In a household where responsibility weighs heaviest on the eldest, a young boy bears the unacknowledged burden of endless chores. While his younger siblings receive weekly allowances for their simple tasks, he silently navigates a daily storm of duties that go unpaid, his efforts woven into the fabric of family expectations rather than rewarded.
Despite his tireless work—making beds, cooking, cleaning, and more—he faces a painful truth: love and responsibility are deemed payment enough. Yet beneath this expectation lies a quiet ache, a yearning to be seen and valued beyond the role of the eldest sibling, challenging the fairness of a silent sacrifice that often goes unnoticed.

AITA for refusing to babysit when my parents asked because they wouldn’t pay me?














As renowned researcher Dr. Brené Brown explains, “Boundaries are the distance at which I can love you and me simultaneously.”
This situation centers on the critical issue of perceived fairness and the establishment of boundaries within a family economic structure. The OP is engaging in classic equity theory violation; he is putting in substantially more effort (five major chores vs. one chore for his siblings) for zero reward, while his younger siblings are financially incentivized for minimal tasks. The parents’ rationale—that being the oldest constitutes payment through generalized ‘responsibility’—is an attempt to shift the emotional and financial burden onto the older child without clear communication or reciprocal value exchange. When the OP secured a job, he essentially created an external market value for his labor, which the parents initially resisted because it disrupted their established system of free, uncompensated labor. His refusal to babysit without pay is a direct, albeit possibly poorly communicated, boundary setting mechanism based on the established precedent that labor equals payment in this household for everyone except him.
The parents’ escalation by stating they ‘can make’ him babysit suggests an imbalance of power and a potential misapplication of parental authority over earned compensation. The OP’s response, “they get what they pay for,” is sharp but reflects a learned behavior: if his effort is not valued monetarily, he will reduce his output to match the minimal expected return for unpaid work. Moving forward, the OP should seek mediation or formalize an agreement. He should propose a clear, written chore chart that either compensates all children based on task difficulty or eliminates payment entirely, making all tasks clearly defined responsibilities for everyone, regardless of age. Consistency in policy is key to resolving this perceived favoritism.
REDDIT USERS WERE STUNNED – YOU WON’T BELIEVE SOME OF THESE REACTIONS.

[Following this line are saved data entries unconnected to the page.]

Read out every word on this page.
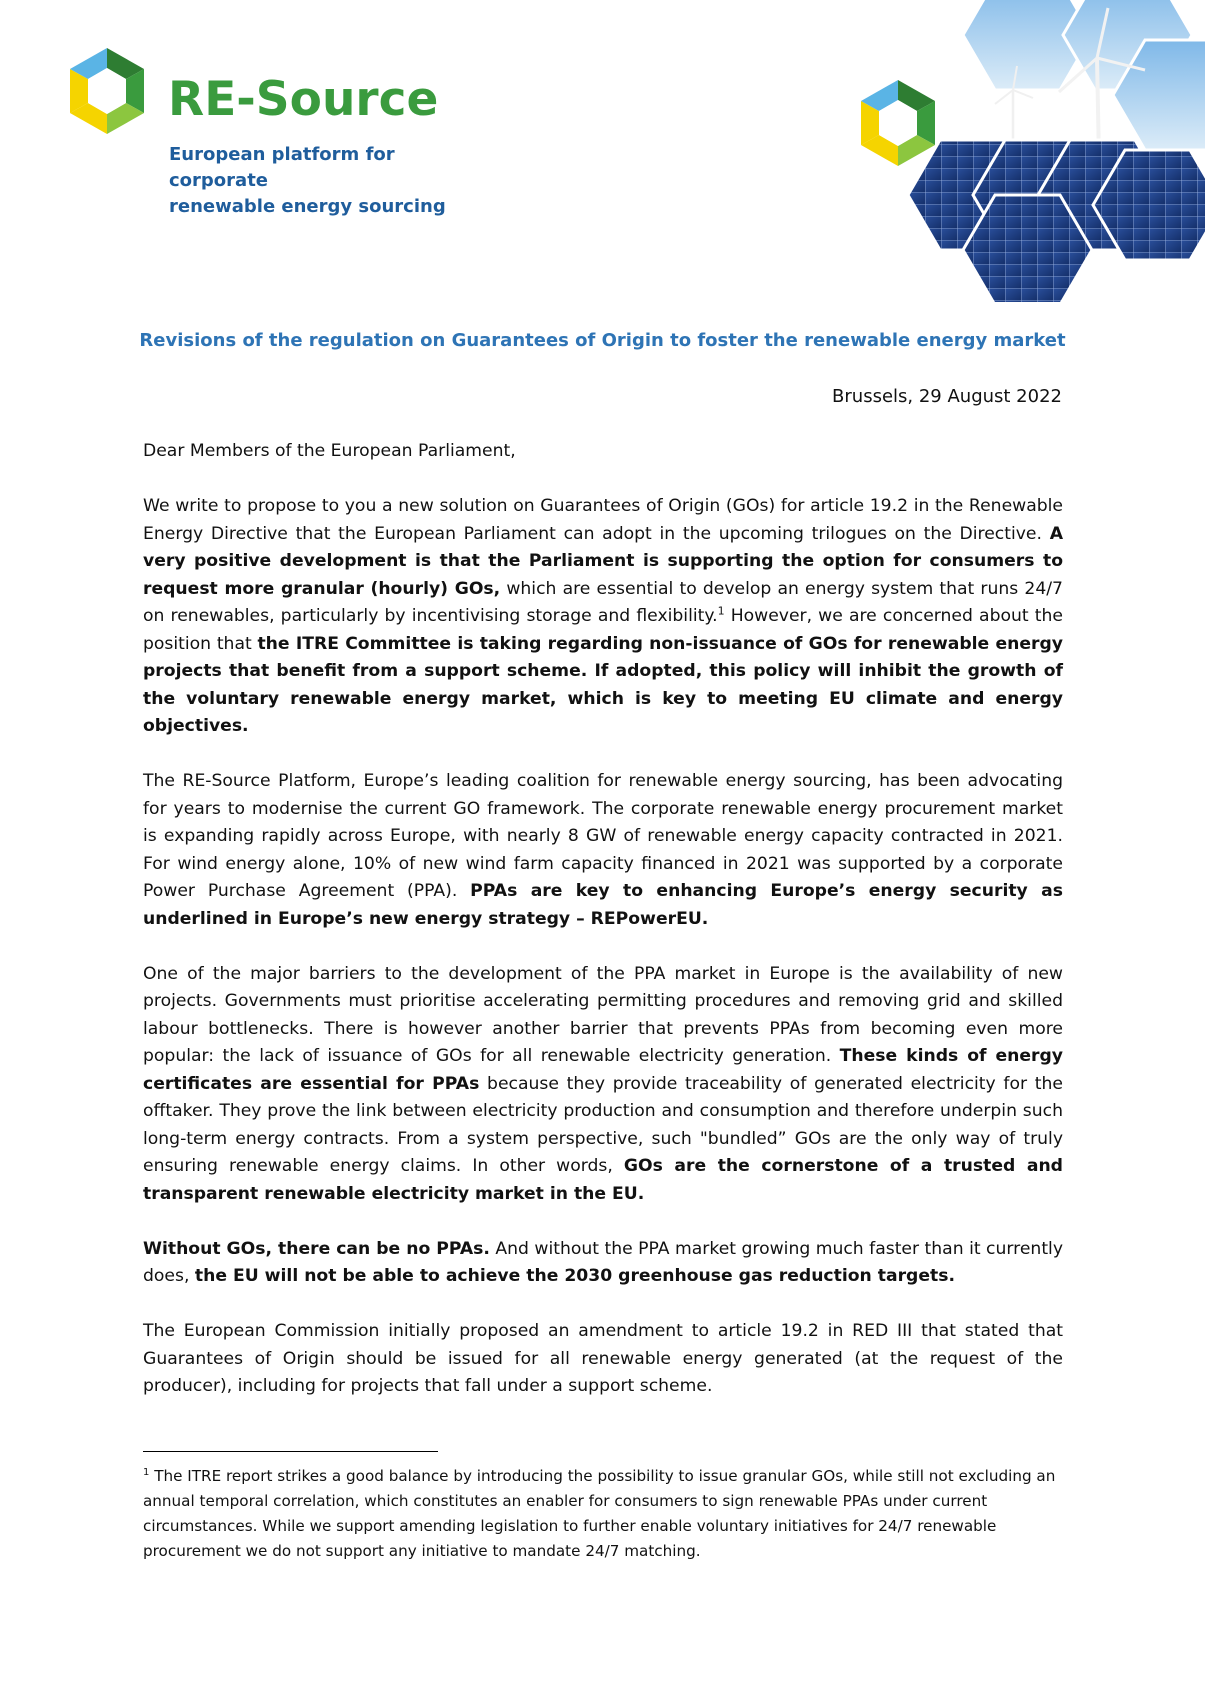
RE-Source
European platform for corporate
renewable energy sourcing
Revisions of the regulation on Guarantees of Origin to foster the renewable energy market
Brussels, 29 August 2022

Dear Members of the European Parliament,

We write to propose to you a new solution on Guarantees of Origin (GOs) for article 19.2 in the Renewable Energy Directive that the European Parliament can adopt in the upcoming trilogues on the Directive. A very positive development is that the Parliament is supporting the option for consumers to request more granular (hourly) GOs, which are essential to develop an energy system that runs 24/7 on renewables, particularly by incentivising storage and flexibility.$^1$ However, we are concerned about the position that the ITRE Committee is taking regarding non-issuance of GOs for renewable energy projects that benefit from a support scheme. If adopted, this policy will inhibit the growth of the voluntary renewable energy market, which is key to meeting EU climate and energy objectives.

The RE-Source Platform, Europe’s leading coalition for renewable energy sourcing, has been advocating for years to modernise the current GO framework. The corporate renewable energy procurement market is expanding rapidly across Europe, with nearly 8 GW of renewable energy capacity contracted in 2021. For wind energy alone, 10% of new wind farm capacity financed in 2021 was supported by a corporate Power Purchase Agreement (PPA). PPAs are key to enhancing Europe’s energy security as underlined in Europe’s new energy strategy – REPowerEU.

One of the major barriers to the development of the PPA market in Europe is the availability of new projects. Governments must prioritise accelerating permitting procedures and removing grid and skilled labour bottlenecks. There is however another barrier that prevents PPAs from becoming even more popular: the lack of issuance of GOs for all renewable electricity generation. These kinds of energy certificates are essential for PPAs because they provide traceability of generated electricity for the offtaker. They prove the link between electricity production and consumption and therefore underpin such long-term energy contracts. From a system perspective, such "bundled” GOs are the only way of truly ensuring renewable energy claims. In other words, GOs are the cornerstone of a trusted and transparent renewable electricity market in the EU.

Without GOs, there can be no PPAs. And without the PPA market growing much faster than it currently does, the EU will not be able to achieve the 2030 greenhouse gas reduction targets.

The European Commission initially proposed an amendment to article 19.2 in RED III that stated that Guarantees of Origin should be issued for all renewable energy generated (at the request of the producer), including for projects that fall under a support scheme.

$^1$ The ITRE report strikes a good balance by introducing the possibility to issue granular GOs, while still not excluding an annual temporal correlation, which constitutes an enabler for consumers to sign renewable PPAs under current circumstances. While we support amending legislation to further enable voluntary initiatives for 24/7 renewable procurement we do not support any initiative to mandate 24/7 matching.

The original poster (OP), a 16-year-old, feels unfairly treated because he performs significantly more household labor than his younger siblings but receives no compensation, while they are paid for simpler tasks. His attempts to address this disparity by setting boundaries and seeking external employment have led to conflict, with his parents viewing his actions as disrespectful rather than a response to perceived inequity.
Is the OP justified in refusing unpaid labor, specifically babysitting, given the established pattern of his parents paying his younger siblings for less work, or are the parents correct in asserting that the oldest child should perform these duties without pay as part of familial responsibility?